More than six years later Specter security issue impact on today’s CPU processors has been revealed, a new study has shown that the latest AMD and Intel processors are still susceptible to speculative execution attacks.
attack opened by ETH Zürich researchers Johannes Wikner and Kave Razavi aims to break down the barrier of an indirect predictor of industries (IBPB) on x86 chips, an important countermeasure against speculative execution attacks.
Speculative performance refers to a performance optimization feature however, modern processors execute certain instructions out of order, predicting program branching in advance, thus speeding up the task if the value used speculatively was correct.
If this results in a false prediction, the instructions, called transients, are invalidated and suppressed before the processor can resume execution with the correct value.
Although the execution results of transient instructions are unrelated to the architectural state of the program, they can still load certain sensitive data into the CPU cache through forced misprediction, thereby exposing it to a malicious adversary that would otherwise be blocked from accessing it to them. .
Intel describes IBPB as “a branch indirection control mechanism that establishes a barrier preventing software that was executing before the barrier from controlling the predicted targets of indirections that execute after the barrier on the same logical processor”.
It is used as a way to counter Branch Target injection (BTI), also known as Specter v2 (CVE-2017-5715), is a cross-domain transient execution attack (TEA) that exploits indirect branch predictors used by processors to cause disclosure gadget be speculatively executed.
A disclosure gadget refers to an attacker’s ability to access a victim’s secret that is otherwise architecturally invisible and obtain it through a covert channel.
Recent findings from ETH Zürich show that a microcode bug in Intel microarchitectures such as Golden Cove and Raptor Cove can be used to bypass IBPB. The attack was described as the first practical “end-to-end Spectre cross-process leak”.
The microcode flaw “preserves branch predictions in such a way that they can still be used after IBPB should have invalidated them,” the researchers said. “Such post-barrier speculation allows an attacker to bypass the security boundaries set by process contexts and virtual machines.”
Research has shown that AMD’s IBPB variant can be bypassed in the same way due to the way IBPB is applied by the Linux kernel, resulting in an attack codenamed Post-Barrier The beginning (aka PB-Inception) – This allows an unprivileged adversary to leak privileged memory on AMD Zen 1(+) and Zen 2 processors.
Intel has made available a microcode patch refer to problem (CVE-2023-38575, CVSS score: 5.5). AMD, for its part, is tracking the vulnerability as CVE-2022-23824, according to advisory released in November 2022.
“Intel users should make sure their intel microcode is updated,” the researchers said. “AMD users should be sure to install kernel updates.”
The disclosure comes months after ETH Zürich researchers detailed new attack methods codenamed RowHammer ZenHammer and SpyHammer, the latter of which uses RowHammer to determine DRAM temperatures with high accuracy.

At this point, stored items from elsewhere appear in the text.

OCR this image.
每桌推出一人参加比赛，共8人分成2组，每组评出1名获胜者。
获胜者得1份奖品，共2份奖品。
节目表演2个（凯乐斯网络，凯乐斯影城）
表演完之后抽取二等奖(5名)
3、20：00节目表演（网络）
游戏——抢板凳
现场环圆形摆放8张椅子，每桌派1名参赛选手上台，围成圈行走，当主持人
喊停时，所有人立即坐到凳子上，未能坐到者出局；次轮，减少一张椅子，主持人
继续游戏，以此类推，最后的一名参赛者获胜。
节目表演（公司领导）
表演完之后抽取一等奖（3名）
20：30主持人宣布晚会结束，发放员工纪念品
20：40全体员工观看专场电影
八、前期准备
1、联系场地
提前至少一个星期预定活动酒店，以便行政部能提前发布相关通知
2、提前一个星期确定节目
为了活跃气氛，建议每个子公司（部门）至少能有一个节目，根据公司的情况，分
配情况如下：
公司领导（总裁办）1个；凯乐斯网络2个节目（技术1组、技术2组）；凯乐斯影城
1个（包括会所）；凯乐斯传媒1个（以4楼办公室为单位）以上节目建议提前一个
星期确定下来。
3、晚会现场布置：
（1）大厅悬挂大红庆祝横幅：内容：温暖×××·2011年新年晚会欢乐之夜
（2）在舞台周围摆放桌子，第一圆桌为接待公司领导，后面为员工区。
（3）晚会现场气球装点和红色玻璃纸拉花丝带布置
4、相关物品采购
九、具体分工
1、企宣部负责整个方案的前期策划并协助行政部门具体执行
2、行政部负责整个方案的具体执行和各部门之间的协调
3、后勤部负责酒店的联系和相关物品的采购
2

“The RowHammer is very sensitive to temperature changes, even if they are very small (eg ±1 °C),” the study says. said. “The percentage of bit errors caused by RowHammer constantly increases (or decreases) as temperature increases, and some DRAM cells vulnerable to RowHammer only detect bit errors at a certain temperature.”
Using the correlation between RowHammer and temperature, an attacker can determine computer system usage and measure ambient temperature. The attack could also compromise privacy by using temperature measurements to determine a person’s home habits and when they enter and leave a room.
“SpyHammer is a simple and effective attack that can spy on the temperature of critical systems without modification or prior knowledge of the victim system,” the researchers noted.
“SpyHammer could be a potential threat to the security and privacy of systems until a definitive and fully secure RowHammer defense mechanism is adopted, which is a big problem given that the RowHammer vulnerability continues to worsen as the technology scales.”